Et qu'est-ce que c'était que ce surnom ridicule ?
James se retourna discrètement en gardant toujours un œil prudent vers le devant de la salle où la discussion animée s'effectuait toujours.
C'était lui que désignait ce surnom ?! Wat. The. Fuck. Décidément, Eva avait raté bien des choses pendant ses mois d'isolement.
« Quoi ?
— Ravencrest dit que toi et Patmol vous êtes morts.
— Hein ? s'interloqua James en fronçant les sourcils puis il se retourna plus franchement pour pouvoir croiser le regard meurtrier de Meredith.
— T'es mort, lui annonça diplomatiquement cette dernière.
— Pourquoi ? » demanda James du bout des lèvres en bougeant sa tête d'un air incrédule.
Yep. Il était bourré.
Pour toute réponse, Meredith fit une ligne diagonale au niveau de sa gorge avec son index.
James leva les mains d'un air exaspéré puis abandonna l'idée de commencer à se disputer à distance en chuchotant. Il se rassit correctement puis commença à chuchoter avec Sirius qui avait regardé le manège se dérouler en tournant à peine la tête.
Eva pouffa de rire, amusée par cette échange très Gryffondor.
« Non mais j'te jure ! Déjà qu'avec Olsen la tête brûlée en Capitaine on n'est pas aidés alors si ces p'tits cons s'y mettent aussi il ne restera plus personne aux entraînements, lui dit Meredith en passant une main agitée entre ses boucles brunes.
— Ça m'étonnerait que McGonagall abandonne l'idée d'avoir la coupe cette année, lui répondit Eva.
— Déjà l'année dernière McGo ne leur a donné aucune punition pour leur cirque avec Rogue à la fin des exams, dit Akash avec en levant les yeux au ciel.

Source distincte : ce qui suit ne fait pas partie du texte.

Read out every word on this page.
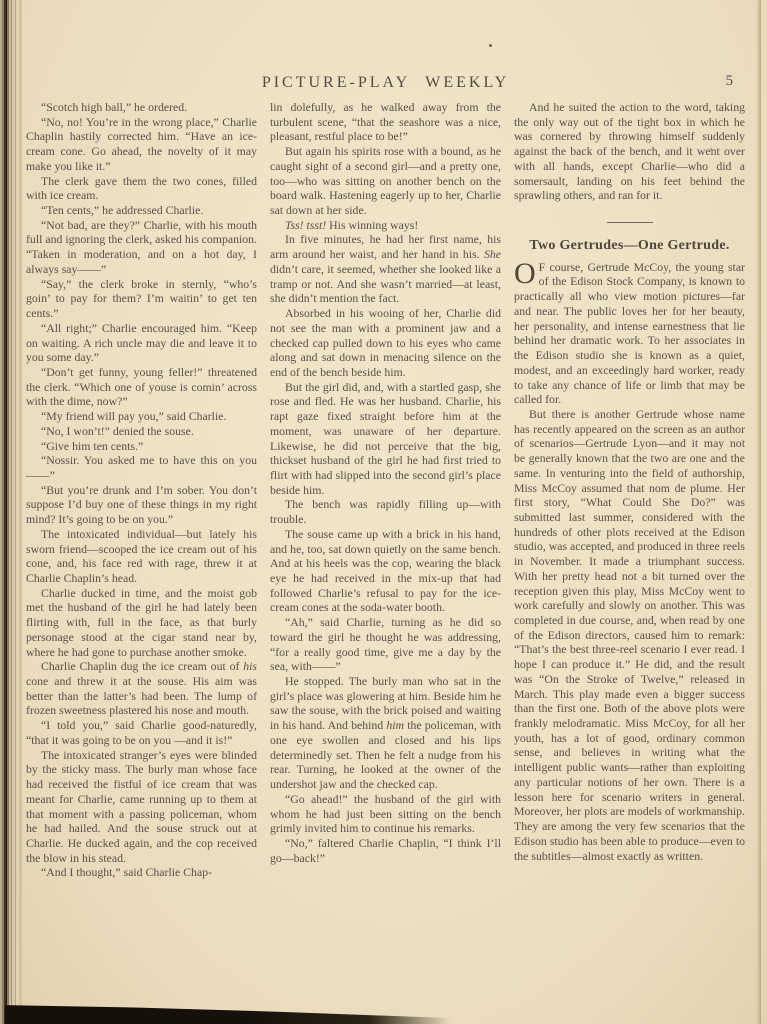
PICTURE-PLAY WEEKLY	5

“Scotch high ball,” he ordered.

“No, no! You’re in the wrong place,” Charlie Chaplin hastily corrected him. “Have an ice-cream cone. Go ahead, the novelty of it may make you like it.”

The clerk gave them the two cones, filled with ice cream.

“Ten cents,” he addressed Charlie.

“Not bad, are they?” Charlie, with his mouth full and ignoring the clerk, asked his companion. “Taken in moderation, and on a hot day, I always say——”

“Say,” the clerk broke in sternly, “who’s goin’ to pay for them? I’m waitin’ to get ten cents.”

“All right;” Charlie encouraged him. “Keep on waiting. A rich uncle may die and leave it to you some day.”

“Don’t get funny, young feller!” threatened the clerk. “Which one of youse is comin’ across with the dime, now?”

“My friend will pay you,” said Charlie.

“No, I won’t!” denied the souse.

“Give him ten cents.”

“Nossir. You asked me to have this on you——”

“But you’re drunk and I’m sober. You don’t suppose I’d buy one of these things in my right mind? It’s going to be on you.”

The intoxicated individual—but lately his sworn friend—scooped the ice cream out of his cone, and, his face red with rage, threw it at Charlie Chaplin’s head.

Charlie ducked in time, and the moist gob met the husband of the girl he had lately been flirting with, full in the face, as that burly personage stood at the cigar stand near by, where he had gone to purchase another smoke.

Charlie Chaplin dug the ice cream out of his cone and threw it at the souse. His aim was better than the latter’s had been. The lump of frozen sweetness plastered his nose and mouth.

“I told you,” said Charlie good-naturedly, “that it was going to be on you —and it is!”

The intoxicated stranger’s eyes were blinded by the sticky mass. The burly man whose face had received the fistful of ice cream that was meant for Charlie, came running up to them at that moment with a passing policeman, whom he had hailed. And the souse struck out at Charlie. He ducked again, and the cop received the blow in his stead.

“And I thought,” said Charlie Chap-

lin dolefully, as he walked away from the turbulent scene, “that the seashore was a nice, pleasant, restful place to be!”

But again his spirits rose with a bound, as he caught sight of a second girl—and a pretty one, too—who was sitting on another bench on the board walk. Hastening eagerly up to her, Charlie sat down at her side.

Tss! tsst! His winning ways!

In five minutes, he had her first name, his arm around her waist, and her hand in his. She didn’t care, it seemed, whether she looked like a tramp or not. And she wasn’t married—at least, she didn’t mention the fact.

Absorbed in his wooing of her, Charlie did not see the man with a prominent jaw and a checked cap pulled down to his eyes who came along and sat down in menacing silence on the end of the bench beside him.

But the girl did, and, with a startled gasp, she rose and fled. He was her husband. Charlie, his rapt gaze fixed straight before him at the moment, was unaware of her departure. Likewise, he did not perceive that the big, thickset husband of the girl he had first tried to flirt with had slipped into the second girl’s place beside him.

The bench was rapidly filling up—with trouble.

The souse came up with a brick in his hand, and he, too, sat down quietly on the same bench. And at his heels was the cop, wearing the black eye he had received in the mix-up that had followed Charlie’s refusal to pay for the ice-cream cones at the soda-water booth.

“Ah,” said Charlie, turning as he did so toward the girl he thought he was addressing, “for a really good time, give me a day by the sea, with——”

He stopped. The burly man who sat in the girl’s place was glowering at him. Beside him he saw the souse, with the brick poised and waiting in his hand. And behind him the policeman, with one eye swollen and closed and his lips determinedly set. Then he felt a nudge from his rear. Turning, he looked at the owner of the undershot jaw and the checked cap.

“Go ahead!” the husband of the girl with whom he had just been sitting on the bench grimly invited him to continue his remarks.

“No,” faltered Charlie Chaplin, “I think I’ll go—back!”

And he suited the action to the word, taking the only way out of the tight box in which he was cornered by throwing himself suddenly against the back of the bench, and it went over with all hands, except Charlie—who did a somersault, landing on his feet behind the sprawling others, and ran for it.

Two Gertrudes—One Gertrude.

O F course, Gertrude McCoy, the young star of the Edison Stock Company, is known to practically all who view motion pictures—far and near. The public loves her for her beauty, her personality, and intense earnestness that lie behind her dramatic work. To her associates in the Edison studio she is known as a quiet, modest, and an exceedingly hard worker, ready to take any chance of life or limb that may be called for.

But there is another Gertrude whose name has recently appeared on the screen as an author of scenarios—Gertrude Lyon—and it may not be generally known that the two are one and the same. In venturing into the field of authorship, Miss McCoy assumed that nom de plume. Her first story, “What Could She Do?” was submitted last summer, considered with the hundreds of other plots received at the Edison studio, was accepted, and produced in three reels in November. It made a triumphant success. With her pretty head not a bit turned over the reception given this play, Miss McCoy went to work carefully and slowly on another. This was completed in due course, and, when read by one of the Edison directors, caused him to remark: “That’s the best three-reel scenario I ever read. I hope I can produce it.” He did, and the result was “On the Stroke of Twelve,” released in March. This play made even a bigger success than the first one. Both of the above plots were frankly melodramatic. Miss McCoy, for all her youth, has a lot of good, ordinary common sense, and believes in writing what the intelligent public wants—rather than exploiting any particular notions of her own. There is a lesson here for scenario writers in general. Moreover, her plots are models of workmanship. They are among the very few scenarios that the Edison studio has been able to produce—even to the subtitles—almost exactly as written.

Ce n'est pas cette année qu'elle va changer de discours. C'est comme ce qu'a dit Eva, elle y tient à sa coupe. »
Eva remarqua que Peter leur jetait un regard par-dessus son épaule ce qui n'était guère surprenant étant donné qu'Akash ne prenait pas la peine de contrôler sa voix alors que les malfaiteurs étaient juste devant eux. Peut-être était-ce l'une des rares fois que quelqu'un osait les critiquer aussi franchement ? Ce serait surprenant. Pourtant c'était vrai que James et son groupe d'amis avaient une drôle de réputation qui faisait que personne n'osait les contrarier. A part les plus âgés et les quelques grandes gueules bien sûr.
« Vous les Poufsouffles, toujours avec ce discours de victime, râla Meredith. Prenez vos couilles en main et avouez que vous perdez lamentablement tous les ans parce que vous êtes merdiques. »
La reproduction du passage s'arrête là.